Your email is about to be sent to several hundred thousand people, who will have to spend at least 10 seconds reading it before they can decide if it is interesting. At least two man-weeks will be spent reading your email. Many of the recipients will have to pay to download your email.
I wish HN had this warning next to the "add comment" button. It would improve my posts.
Your message is about to be sent to several hundred thousand very bored people that have nothing better to do. At least two man-weeks worth of time will be spent reading your message instead of looking at lolcats.
It's fun to think everyone is participating because they value everyone else's commentary, but HN is really just a bunch of talkative people mentally in between other tasks.
Poul-Henning Kamp is an incredible FreeBSD hacker, started the varnish project, and was a fantastic person to follow when I subscribed to the freebsd-* mailing lists. He's one of my hacker superstars.
The most common bikeshed problem with web development is with design and user interface. We nicknamed this the 'cornflower blue' problem (fight club reference). Everybody thinks they know what good UI and design is, and they will certainly let you know what they think is right.
I am sure many of you have had the exact same problem, and have also resorted to hiding a new project from various staff members just to prevent the project from becoming a quagmire.
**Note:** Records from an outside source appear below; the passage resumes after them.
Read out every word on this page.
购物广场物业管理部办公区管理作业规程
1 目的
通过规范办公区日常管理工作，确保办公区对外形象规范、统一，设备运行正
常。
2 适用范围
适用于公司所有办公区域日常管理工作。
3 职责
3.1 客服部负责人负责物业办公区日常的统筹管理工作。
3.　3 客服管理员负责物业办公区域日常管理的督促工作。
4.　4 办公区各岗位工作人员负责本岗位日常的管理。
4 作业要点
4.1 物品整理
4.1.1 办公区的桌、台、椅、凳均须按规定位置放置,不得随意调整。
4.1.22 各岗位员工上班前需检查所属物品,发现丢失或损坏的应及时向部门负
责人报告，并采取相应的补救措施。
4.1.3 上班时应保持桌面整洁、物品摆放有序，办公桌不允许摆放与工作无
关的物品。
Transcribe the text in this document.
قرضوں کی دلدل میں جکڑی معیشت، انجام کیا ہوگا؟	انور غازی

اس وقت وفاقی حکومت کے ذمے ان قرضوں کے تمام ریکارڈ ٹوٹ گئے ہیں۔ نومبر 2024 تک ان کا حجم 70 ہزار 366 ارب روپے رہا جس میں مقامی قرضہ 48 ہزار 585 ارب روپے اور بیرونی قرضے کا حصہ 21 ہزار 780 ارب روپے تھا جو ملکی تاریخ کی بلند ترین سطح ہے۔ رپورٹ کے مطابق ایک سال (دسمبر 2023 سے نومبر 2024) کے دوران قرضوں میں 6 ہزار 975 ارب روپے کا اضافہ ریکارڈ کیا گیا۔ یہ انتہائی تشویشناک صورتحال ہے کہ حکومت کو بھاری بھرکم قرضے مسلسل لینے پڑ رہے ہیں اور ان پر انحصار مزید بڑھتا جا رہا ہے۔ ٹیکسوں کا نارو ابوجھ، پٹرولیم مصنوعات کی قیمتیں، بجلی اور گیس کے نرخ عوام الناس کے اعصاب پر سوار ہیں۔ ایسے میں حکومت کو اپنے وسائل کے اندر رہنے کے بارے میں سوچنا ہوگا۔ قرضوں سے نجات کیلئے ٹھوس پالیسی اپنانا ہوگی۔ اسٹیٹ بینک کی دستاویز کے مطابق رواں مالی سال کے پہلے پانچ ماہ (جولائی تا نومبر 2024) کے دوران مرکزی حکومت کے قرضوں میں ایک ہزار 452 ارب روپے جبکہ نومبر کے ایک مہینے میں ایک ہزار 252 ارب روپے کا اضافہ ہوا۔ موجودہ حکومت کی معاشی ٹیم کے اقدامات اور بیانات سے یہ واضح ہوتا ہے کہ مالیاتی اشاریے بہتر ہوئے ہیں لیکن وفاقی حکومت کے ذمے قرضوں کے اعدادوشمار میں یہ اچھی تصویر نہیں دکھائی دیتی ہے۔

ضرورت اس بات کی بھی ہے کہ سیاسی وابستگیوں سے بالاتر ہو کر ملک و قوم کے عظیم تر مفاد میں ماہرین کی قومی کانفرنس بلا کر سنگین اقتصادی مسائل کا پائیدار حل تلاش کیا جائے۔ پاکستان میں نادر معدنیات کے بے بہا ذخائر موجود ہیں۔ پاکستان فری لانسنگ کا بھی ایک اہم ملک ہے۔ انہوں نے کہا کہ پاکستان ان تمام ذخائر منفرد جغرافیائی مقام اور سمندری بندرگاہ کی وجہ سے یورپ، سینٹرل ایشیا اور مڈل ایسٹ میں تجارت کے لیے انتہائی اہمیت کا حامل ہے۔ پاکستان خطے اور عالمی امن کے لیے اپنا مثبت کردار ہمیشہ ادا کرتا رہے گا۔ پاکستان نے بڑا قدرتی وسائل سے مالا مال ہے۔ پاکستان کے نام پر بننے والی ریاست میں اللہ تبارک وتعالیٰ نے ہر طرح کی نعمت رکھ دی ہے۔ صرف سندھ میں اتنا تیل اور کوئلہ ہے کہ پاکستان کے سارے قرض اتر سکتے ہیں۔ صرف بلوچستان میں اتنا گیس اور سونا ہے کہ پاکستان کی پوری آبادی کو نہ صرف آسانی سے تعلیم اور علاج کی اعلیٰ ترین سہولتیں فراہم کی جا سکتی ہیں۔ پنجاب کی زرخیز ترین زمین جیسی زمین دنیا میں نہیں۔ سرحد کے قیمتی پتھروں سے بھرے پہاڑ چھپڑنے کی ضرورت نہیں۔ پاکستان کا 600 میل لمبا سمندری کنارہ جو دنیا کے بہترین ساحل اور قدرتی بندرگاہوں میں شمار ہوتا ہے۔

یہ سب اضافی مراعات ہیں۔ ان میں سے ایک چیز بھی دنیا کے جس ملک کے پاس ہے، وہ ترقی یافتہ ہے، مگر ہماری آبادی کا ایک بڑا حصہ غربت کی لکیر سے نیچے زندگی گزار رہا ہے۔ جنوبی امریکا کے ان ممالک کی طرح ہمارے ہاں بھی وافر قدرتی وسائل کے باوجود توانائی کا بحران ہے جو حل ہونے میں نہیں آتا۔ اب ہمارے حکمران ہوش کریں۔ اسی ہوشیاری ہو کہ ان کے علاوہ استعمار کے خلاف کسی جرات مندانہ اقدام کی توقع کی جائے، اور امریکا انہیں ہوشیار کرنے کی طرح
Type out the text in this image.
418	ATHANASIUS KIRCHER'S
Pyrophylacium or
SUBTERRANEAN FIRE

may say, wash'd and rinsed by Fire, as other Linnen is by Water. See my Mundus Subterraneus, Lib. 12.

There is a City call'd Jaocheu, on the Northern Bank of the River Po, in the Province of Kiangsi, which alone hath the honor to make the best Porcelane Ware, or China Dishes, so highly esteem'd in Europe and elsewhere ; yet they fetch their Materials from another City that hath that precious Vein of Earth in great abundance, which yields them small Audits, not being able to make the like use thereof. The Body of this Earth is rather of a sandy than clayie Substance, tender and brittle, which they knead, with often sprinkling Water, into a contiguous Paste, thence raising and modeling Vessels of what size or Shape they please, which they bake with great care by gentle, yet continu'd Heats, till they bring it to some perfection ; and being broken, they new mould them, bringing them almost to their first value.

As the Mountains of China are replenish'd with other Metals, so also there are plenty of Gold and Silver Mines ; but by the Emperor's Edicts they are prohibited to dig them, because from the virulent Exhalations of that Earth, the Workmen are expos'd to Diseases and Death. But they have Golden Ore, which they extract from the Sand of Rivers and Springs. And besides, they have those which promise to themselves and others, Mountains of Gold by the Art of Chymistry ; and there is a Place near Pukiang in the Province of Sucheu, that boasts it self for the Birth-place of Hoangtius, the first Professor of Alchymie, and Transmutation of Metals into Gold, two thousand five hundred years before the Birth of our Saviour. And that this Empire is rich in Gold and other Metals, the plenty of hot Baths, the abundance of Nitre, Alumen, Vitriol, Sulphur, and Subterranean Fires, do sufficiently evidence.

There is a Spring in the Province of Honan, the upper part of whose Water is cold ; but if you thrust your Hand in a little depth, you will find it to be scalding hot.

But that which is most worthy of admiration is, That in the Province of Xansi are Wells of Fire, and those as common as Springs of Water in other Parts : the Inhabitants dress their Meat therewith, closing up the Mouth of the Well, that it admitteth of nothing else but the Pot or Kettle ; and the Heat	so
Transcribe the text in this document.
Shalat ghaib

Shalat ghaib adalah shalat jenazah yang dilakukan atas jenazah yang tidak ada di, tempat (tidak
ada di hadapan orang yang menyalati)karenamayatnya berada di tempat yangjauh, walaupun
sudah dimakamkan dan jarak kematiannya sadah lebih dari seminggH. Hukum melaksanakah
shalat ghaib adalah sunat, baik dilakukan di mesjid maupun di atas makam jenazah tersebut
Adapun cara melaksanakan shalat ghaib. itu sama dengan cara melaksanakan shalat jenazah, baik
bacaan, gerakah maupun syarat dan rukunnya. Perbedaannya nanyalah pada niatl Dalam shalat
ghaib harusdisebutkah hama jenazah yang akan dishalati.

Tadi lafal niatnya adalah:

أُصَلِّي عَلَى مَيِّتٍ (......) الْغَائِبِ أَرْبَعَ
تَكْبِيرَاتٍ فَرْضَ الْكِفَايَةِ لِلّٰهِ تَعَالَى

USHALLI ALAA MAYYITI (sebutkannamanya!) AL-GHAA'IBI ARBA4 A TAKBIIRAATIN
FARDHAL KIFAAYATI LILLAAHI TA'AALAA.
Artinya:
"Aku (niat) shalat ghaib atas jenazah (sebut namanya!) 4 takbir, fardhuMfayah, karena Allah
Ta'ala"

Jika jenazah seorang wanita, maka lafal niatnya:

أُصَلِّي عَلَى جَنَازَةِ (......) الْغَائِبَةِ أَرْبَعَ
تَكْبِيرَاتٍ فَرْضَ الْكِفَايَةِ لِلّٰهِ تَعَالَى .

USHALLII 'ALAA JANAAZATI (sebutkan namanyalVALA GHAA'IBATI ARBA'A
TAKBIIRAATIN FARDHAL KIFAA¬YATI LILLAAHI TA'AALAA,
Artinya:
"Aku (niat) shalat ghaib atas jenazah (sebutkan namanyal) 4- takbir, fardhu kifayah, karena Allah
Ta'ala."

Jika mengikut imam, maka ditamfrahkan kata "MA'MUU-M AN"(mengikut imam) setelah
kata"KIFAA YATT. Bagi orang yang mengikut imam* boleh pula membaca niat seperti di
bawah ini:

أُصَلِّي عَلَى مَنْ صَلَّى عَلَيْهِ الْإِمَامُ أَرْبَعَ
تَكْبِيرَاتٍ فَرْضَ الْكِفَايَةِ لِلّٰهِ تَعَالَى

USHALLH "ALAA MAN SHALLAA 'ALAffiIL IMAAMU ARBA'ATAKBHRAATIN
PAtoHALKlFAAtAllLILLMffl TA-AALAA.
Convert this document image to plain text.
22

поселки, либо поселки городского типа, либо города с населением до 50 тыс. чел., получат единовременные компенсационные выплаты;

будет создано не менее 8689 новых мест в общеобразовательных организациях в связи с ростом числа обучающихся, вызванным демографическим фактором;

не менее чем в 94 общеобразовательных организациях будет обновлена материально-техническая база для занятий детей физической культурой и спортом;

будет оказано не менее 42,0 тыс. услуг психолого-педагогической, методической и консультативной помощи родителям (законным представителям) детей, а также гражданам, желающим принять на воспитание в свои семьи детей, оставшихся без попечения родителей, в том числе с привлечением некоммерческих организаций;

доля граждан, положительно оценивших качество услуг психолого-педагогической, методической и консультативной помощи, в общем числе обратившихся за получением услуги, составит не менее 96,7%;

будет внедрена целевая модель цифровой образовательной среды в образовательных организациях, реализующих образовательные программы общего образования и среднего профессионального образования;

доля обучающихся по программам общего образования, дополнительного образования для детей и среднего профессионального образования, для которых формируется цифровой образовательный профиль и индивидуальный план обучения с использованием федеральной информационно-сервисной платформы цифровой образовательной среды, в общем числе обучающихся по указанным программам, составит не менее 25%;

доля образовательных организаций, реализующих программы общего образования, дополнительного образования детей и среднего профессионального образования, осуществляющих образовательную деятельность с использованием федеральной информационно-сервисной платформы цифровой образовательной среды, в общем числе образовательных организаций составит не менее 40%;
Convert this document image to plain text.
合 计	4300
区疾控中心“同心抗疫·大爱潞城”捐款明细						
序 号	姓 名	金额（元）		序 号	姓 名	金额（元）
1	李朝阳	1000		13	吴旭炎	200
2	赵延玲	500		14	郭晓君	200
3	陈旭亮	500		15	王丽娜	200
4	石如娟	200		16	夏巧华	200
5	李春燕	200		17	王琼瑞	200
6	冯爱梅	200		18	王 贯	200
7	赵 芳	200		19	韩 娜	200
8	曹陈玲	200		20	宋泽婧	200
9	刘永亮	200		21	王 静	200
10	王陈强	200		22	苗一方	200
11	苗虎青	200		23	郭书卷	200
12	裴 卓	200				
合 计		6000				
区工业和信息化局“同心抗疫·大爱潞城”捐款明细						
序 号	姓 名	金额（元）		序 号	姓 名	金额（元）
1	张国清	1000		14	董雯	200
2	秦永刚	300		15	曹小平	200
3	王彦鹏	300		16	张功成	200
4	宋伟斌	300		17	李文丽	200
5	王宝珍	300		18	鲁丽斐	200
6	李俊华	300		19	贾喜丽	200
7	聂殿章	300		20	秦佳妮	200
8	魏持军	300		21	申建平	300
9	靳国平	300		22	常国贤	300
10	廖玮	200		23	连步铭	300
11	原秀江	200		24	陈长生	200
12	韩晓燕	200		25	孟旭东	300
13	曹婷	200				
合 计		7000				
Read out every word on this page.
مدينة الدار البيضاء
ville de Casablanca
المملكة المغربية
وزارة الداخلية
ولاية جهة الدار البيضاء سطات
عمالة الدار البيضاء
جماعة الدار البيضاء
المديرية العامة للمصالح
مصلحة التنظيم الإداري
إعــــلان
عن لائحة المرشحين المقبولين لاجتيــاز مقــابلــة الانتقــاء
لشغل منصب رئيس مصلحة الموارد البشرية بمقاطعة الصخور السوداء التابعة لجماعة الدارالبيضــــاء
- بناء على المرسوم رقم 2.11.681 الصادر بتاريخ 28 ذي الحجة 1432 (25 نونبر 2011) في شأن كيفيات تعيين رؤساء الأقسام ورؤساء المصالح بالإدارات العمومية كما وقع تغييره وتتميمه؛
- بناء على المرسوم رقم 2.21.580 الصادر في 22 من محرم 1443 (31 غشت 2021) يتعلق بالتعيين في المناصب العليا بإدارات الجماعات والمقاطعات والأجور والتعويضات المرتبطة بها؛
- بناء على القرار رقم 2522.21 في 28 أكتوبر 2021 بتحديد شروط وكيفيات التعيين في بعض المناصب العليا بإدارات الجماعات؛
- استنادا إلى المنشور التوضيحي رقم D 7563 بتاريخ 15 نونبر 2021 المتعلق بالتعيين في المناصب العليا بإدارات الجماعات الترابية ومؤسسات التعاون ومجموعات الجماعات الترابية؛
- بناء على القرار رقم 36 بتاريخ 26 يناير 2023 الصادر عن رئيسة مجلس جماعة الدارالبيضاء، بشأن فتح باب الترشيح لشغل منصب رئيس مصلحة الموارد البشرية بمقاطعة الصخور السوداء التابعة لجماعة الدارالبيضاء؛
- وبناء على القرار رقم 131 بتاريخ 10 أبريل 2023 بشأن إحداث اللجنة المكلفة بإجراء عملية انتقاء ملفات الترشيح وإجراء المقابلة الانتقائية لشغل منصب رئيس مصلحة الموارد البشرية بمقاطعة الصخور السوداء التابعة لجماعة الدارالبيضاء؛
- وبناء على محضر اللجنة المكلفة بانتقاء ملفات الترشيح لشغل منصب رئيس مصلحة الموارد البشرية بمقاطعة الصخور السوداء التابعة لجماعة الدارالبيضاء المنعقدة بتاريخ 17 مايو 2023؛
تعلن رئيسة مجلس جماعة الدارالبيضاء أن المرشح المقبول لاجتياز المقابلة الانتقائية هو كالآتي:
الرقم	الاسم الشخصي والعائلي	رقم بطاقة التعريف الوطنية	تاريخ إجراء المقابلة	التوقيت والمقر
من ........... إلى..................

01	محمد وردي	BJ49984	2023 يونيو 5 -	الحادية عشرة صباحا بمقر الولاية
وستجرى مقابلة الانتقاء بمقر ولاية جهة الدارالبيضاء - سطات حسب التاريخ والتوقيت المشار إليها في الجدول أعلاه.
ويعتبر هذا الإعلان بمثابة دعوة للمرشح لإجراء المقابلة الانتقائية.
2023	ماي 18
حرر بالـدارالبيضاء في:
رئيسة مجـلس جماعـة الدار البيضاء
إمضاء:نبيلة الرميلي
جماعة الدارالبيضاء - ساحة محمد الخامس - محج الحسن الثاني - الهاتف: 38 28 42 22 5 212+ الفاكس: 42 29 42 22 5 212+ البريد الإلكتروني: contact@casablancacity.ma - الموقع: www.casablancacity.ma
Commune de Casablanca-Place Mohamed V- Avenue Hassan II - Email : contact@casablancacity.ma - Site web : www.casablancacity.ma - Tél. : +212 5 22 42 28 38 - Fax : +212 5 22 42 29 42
My heart goes out to all passionate, dedicated graphic designers. Who would do this job? Not I, for all the tea in China.
Not only does everyone think they know what good design is, and let you know what they think is right, they'll be looking at you thinking 'what do we need you for? why are we wasting money on you?'
You need to first justify your existence, then justify your abilities to people who know better anyway. Who needs this grief?
The bikeshed email (I knew of it before I knew of Parkinson's work) was a defining moment for me in software development. I refer to it often. It was even the subject of my longest blog post: http://softwaremaven.innerbrane.com/2010/03/why-you-care-abo....
It is interesting that this email came up today on HN, along side the article from Zed Shaw on how he is dropping the Python requirement from Mongrel2 and the debate it has sparked.
Yes, it's an allegory related by Cyril Parkinson, originally in his lectures, and then eventually in his eponymous book. I'm familiar with it.
My question is: why is the subject of this thread "The Original Bike Shed Email", when there were undoubtedly lots of Bike Shed emails prior to October 1999?
Maybe there were, but I haven't found them. Maybe the title should be "The Earliest Bike Shed Email I've Seen". Also, it gives a pretty thorough explanation of the history behind it, something left out by most references I've seen.
Actually, I posted it because somebody linked it earlier today in a comment and it was the best (and earliest) explanation of the Bike Shed phenomena (in a software context) I'd seen.
I wish HN had this warning next to the "add comment" button. It would improve my posts.